Data scientists use this same empirical approach all the time. They ask questions, gather the data they think will help them answer their questions, and then choose or develop a mathematical/computer data model that is the best match for the data and the purpose for which it is being used. They test the model and then make adjustments as needed until the model performs as desired.
Exploratory, Not Objective-Driven
Over the last 20 years, most organizations have focused on increasing their operational efficiency. They asked operational questions such as, “How can we scale in a way that reduces costs?”
Data science is different; it isn’t objective-driven. It’s exploratory. It’s not about how efficiently an organization operates; it’s about gaining useful insight, often insight that was totally unexpected and something a human being would never have imagined looking into. Data science asks different questions, such as:
- What do we know about our customer?
- How can we deliver a better product?
- Why are we better than our competitors?
These are all questions that require a higher level of organizational thinking and most organizations aren’t ready to ask these types of questions. They tend to be more focused on quantitative goals, such as meeting milestones and staying on budget. They lack a culture of inquisitiveness and skepticism, and they rarely consider the qualitative factors that drive business, such as innovation, customer service, and community.

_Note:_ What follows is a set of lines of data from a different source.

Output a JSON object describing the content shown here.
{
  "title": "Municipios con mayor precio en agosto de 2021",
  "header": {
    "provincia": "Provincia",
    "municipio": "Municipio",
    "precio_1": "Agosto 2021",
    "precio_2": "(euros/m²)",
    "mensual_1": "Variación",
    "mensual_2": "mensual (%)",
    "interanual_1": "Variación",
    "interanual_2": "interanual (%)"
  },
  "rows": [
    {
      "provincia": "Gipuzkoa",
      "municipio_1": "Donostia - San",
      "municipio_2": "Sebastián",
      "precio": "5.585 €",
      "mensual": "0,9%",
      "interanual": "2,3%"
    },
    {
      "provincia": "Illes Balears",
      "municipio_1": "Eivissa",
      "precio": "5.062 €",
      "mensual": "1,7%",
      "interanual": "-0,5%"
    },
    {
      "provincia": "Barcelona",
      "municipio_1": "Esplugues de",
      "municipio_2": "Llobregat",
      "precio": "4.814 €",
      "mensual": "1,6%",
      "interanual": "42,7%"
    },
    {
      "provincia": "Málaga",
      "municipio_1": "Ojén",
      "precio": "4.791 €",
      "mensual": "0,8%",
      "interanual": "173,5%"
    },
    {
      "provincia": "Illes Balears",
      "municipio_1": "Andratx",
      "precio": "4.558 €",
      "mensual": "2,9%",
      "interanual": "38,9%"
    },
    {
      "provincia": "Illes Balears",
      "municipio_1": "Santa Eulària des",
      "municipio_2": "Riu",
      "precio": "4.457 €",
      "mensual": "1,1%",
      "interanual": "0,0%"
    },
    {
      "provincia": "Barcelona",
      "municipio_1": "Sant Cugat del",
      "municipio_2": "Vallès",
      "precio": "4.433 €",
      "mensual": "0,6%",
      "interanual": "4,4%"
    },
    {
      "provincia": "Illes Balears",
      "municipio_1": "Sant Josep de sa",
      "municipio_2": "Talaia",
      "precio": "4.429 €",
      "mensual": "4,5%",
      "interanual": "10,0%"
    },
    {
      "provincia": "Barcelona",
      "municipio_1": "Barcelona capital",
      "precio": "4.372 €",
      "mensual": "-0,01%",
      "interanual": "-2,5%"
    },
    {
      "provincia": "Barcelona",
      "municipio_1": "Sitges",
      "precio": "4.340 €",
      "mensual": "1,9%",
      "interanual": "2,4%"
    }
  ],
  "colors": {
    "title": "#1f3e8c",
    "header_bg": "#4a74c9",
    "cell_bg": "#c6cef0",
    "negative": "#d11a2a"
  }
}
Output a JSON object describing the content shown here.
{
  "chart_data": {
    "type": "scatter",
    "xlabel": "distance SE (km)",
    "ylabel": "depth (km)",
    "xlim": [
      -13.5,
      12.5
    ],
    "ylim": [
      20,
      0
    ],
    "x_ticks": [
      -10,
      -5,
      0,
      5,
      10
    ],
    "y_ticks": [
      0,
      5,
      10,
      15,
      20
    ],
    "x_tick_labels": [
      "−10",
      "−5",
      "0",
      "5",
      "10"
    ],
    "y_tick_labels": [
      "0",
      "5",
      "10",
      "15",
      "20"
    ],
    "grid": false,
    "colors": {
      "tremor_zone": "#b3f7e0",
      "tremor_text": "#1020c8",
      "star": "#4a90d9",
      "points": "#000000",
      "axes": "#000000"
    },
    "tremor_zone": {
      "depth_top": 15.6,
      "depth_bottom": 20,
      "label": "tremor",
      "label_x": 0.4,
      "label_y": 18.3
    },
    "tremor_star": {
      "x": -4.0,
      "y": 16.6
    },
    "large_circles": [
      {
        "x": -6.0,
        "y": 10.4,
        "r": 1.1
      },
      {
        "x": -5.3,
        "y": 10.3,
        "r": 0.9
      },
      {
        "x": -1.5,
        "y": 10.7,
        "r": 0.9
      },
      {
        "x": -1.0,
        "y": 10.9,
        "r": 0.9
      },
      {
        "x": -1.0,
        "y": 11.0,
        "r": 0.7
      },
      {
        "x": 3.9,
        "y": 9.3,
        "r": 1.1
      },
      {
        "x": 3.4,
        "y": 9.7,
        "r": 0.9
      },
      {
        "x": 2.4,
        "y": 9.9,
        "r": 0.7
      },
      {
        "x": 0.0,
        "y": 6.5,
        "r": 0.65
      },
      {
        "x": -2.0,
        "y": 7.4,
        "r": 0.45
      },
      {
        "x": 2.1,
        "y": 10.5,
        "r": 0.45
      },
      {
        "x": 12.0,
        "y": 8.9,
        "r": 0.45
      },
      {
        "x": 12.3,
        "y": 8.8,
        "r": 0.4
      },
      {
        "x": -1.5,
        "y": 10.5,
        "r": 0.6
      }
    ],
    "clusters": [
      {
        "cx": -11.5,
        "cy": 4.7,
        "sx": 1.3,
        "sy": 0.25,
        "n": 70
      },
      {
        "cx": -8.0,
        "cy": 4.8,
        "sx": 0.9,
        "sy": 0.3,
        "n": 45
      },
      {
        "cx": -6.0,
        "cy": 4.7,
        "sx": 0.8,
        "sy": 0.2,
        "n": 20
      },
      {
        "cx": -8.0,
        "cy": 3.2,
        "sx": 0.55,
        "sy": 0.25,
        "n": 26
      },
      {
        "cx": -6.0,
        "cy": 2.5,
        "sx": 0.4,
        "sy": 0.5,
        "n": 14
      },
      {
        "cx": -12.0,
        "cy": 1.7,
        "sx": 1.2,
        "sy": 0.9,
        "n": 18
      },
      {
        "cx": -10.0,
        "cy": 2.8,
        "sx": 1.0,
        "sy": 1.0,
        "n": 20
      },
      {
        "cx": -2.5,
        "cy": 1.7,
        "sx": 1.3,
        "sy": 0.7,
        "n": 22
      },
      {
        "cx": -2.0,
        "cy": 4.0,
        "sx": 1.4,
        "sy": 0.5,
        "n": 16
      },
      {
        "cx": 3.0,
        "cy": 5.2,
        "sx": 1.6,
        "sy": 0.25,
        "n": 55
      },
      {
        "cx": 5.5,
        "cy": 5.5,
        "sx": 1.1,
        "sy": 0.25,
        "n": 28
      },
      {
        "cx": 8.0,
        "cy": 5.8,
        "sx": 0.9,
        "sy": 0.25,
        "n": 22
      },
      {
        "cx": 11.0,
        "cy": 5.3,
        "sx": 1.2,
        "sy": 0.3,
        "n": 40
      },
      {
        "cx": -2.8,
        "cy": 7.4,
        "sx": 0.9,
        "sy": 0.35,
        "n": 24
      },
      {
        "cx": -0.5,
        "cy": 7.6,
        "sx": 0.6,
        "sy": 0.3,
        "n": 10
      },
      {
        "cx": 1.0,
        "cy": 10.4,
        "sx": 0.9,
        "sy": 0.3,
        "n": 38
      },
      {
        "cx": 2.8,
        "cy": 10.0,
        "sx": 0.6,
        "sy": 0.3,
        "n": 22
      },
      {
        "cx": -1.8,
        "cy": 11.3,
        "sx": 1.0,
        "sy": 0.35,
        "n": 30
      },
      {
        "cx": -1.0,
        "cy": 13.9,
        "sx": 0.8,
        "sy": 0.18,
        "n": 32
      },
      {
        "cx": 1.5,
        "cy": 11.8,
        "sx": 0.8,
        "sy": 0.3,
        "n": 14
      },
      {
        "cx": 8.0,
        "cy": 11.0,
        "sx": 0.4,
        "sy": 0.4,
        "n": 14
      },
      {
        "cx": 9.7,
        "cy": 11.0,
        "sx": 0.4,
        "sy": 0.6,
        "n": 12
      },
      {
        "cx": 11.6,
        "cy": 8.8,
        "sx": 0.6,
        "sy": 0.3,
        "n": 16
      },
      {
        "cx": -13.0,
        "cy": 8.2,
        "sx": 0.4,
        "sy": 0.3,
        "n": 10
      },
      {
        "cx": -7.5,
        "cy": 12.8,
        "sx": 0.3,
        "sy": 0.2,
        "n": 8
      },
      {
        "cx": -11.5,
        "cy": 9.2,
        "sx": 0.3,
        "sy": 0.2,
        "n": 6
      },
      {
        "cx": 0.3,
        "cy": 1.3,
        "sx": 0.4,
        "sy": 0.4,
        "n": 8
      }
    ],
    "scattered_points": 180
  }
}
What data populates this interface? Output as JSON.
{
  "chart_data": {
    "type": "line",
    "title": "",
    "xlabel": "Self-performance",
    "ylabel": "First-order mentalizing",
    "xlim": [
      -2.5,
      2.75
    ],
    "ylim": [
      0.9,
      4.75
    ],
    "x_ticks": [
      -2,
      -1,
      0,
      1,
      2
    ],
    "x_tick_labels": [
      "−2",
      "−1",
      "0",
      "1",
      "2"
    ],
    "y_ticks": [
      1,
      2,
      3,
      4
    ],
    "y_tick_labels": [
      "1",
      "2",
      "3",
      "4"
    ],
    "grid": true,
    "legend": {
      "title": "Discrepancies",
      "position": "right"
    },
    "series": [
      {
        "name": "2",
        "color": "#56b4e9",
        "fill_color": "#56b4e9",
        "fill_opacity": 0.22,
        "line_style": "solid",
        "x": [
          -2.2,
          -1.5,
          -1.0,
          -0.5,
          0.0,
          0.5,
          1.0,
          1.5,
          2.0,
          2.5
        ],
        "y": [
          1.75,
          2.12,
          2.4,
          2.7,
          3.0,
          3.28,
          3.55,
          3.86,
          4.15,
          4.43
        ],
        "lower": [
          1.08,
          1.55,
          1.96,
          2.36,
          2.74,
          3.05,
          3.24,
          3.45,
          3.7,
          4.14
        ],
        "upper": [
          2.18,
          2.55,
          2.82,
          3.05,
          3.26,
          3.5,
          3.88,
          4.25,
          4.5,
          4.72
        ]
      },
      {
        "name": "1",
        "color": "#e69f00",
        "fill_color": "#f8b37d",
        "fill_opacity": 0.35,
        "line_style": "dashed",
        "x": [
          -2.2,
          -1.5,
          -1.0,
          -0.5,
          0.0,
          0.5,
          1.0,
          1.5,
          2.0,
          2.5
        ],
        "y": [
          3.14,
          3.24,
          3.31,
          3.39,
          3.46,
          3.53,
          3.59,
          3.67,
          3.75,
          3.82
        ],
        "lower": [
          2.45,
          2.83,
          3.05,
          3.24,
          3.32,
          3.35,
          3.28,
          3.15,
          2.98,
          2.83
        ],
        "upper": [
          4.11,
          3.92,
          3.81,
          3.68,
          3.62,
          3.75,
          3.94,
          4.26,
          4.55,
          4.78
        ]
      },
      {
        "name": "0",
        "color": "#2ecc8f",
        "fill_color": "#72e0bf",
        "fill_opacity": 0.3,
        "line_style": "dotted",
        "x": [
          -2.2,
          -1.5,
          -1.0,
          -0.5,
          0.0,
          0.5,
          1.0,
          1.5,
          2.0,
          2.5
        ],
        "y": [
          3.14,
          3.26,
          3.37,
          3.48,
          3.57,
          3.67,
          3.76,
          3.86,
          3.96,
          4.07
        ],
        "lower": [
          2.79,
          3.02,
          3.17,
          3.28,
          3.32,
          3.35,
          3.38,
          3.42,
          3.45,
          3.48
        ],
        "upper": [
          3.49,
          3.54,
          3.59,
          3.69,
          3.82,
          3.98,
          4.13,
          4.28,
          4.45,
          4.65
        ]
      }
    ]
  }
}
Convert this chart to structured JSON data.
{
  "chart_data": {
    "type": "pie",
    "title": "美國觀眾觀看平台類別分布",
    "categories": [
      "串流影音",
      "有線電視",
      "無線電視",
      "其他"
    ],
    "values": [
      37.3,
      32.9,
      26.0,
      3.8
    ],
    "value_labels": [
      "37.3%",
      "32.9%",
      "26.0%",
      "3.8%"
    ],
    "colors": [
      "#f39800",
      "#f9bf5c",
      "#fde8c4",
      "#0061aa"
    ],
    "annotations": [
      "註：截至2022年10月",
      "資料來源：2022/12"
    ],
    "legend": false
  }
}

Imagine you’re in a business meeting and someone asks such questions. Why are we doing it this way? What makes you think this will work? Why is this a good idea? Chances are that the person asking these questions would be treated as a gadfly and be asked something like “Didn’t you read the memo?” However, these are the questions that lead the process of building organizational knowledge. These are the questions you want from your data science team. As an organization, you gain knowledge by asking interesting questions and taking an empirical approach to answering them. That’s what data science is all about.